Friday, July 8, 2005
Officials put focus on 3 sites for airport
5 military locations tabled until base review is done
By Jeff Ristine
The San Diego (CA) Union-Tribune
Regional airport officials will focus on three sites in the next round of work on the search for a suitable airport of the future. A 6-0 vote of the San Diego County Regional Airport Authority board yesterday advanced sites in Boulevard and the Imperial County desert, and a proposed second runway for Lindbergh Field, for further study leading to a planned November 2006 ballot measure.
A proposed site in Ocotillo Wells, near Borrego Springs, was relegated to the back burner without being dropped from the list altogether. Five military sites also are being held back from any study until the outcome of a Department of Defense base-closure review.
In a related development, the board approved a $4.2 million extension of its contract with Ricondo & Associates, the consulting team on the site-selection project, to carry it through the end of this year. The firm’s first contract, for $4.7 million, was awarded in December 2003.
Yesterday’s vote on sites marks the end of months of discussion on the importance of access to any new airport, and more recent analysis of the possible plan for a facility at each site.
Board members, well accustomed to criticism they are chasing far-fetched plans, say the process is showing just how difficult their chore has become.
“We could pretty well eliminate everything,” board Chairman Joseph Craver said. “We need to find a solution, and there is no perfect solution.”
Consider what the agency now finds itself left with:
One Lindbergh concept shows the airfield and its support facilities taking up land occupied by the ipayOne Center at the Sports Arena, the Midway Drive post office and much of the Rosecrans Street corridor.
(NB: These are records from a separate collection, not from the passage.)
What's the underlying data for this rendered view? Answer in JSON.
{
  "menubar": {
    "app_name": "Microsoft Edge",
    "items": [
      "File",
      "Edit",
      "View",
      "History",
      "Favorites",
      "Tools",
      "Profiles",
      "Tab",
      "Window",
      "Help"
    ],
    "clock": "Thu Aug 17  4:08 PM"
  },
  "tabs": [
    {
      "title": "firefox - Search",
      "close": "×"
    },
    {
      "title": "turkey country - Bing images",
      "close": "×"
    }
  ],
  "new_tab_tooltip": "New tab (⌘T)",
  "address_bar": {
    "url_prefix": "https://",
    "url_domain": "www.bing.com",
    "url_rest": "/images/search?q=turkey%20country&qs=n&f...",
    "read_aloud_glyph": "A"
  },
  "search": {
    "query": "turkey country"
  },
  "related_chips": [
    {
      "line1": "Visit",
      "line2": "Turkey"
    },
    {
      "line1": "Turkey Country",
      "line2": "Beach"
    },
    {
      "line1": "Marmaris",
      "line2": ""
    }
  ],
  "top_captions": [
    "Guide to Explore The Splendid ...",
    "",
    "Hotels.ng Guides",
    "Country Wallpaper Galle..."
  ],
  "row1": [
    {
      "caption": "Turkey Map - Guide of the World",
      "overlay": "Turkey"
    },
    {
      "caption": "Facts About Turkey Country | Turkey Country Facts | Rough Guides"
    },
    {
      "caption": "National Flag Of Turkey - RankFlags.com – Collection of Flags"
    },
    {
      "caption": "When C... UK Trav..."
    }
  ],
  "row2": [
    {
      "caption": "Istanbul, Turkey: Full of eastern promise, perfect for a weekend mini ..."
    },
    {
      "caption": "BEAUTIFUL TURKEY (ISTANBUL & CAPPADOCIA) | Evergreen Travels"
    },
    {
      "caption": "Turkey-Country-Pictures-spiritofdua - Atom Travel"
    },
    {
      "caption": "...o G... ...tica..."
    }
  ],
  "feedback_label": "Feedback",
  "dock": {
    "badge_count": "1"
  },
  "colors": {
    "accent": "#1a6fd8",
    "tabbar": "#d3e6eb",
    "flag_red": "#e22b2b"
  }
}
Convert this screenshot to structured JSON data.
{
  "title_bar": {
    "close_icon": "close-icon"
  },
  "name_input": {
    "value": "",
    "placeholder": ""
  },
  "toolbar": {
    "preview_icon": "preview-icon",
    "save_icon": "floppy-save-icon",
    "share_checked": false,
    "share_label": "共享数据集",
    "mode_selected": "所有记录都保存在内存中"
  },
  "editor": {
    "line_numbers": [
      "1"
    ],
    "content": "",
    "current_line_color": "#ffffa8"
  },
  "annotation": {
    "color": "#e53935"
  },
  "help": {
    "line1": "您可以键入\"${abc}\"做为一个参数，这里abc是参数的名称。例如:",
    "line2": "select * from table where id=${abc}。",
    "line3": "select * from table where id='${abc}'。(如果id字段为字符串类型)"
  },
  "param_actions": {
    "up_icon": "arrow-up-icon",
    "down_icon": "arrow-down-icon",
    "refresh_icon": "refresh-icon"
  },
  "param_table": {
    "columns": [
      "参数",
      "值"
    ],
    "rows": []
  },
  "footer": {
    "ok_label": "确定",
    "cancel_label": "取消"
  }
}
There has been no visible support for the Ocotillo Wells site, referred to as the Borrego area in agency documents. But board members couldn’t find any objective criteria to screen it out that wouldn’t also eliminate the Imperial site.
Angela Shafer-Payne, vice president of strategic planning for the authority, said the next phase of analysis will include “the big infrastructure issues” that some critics have suggested ultimately will prove to be fatal flaws.
Among other subjects, consultants will try to determine how the airspace would work for each airport concept, along with potential noise and air-quality impacts.
They also will look into the issue of “social impacts,” which could address the way an airport would change the character of places such as Boulevard and the desert, and the financial feasibility of each proposal.
Some of the sites may be difficult to defend, board member William Lynch said, but only a technical analysis will answer critics down the line who may argue that the authority failed to consider all options.
The agency originally intended to consider all nine civilian and military options together, gradually paring its list as more technical data and other information were gathered. Under pressure from elected officials, it agreed to suspend discussion of the Marines’ Miramar Air Station, North Island Naval Air Station and three other installations to avoid interfering with attempts to protect the region’s military infrastructure.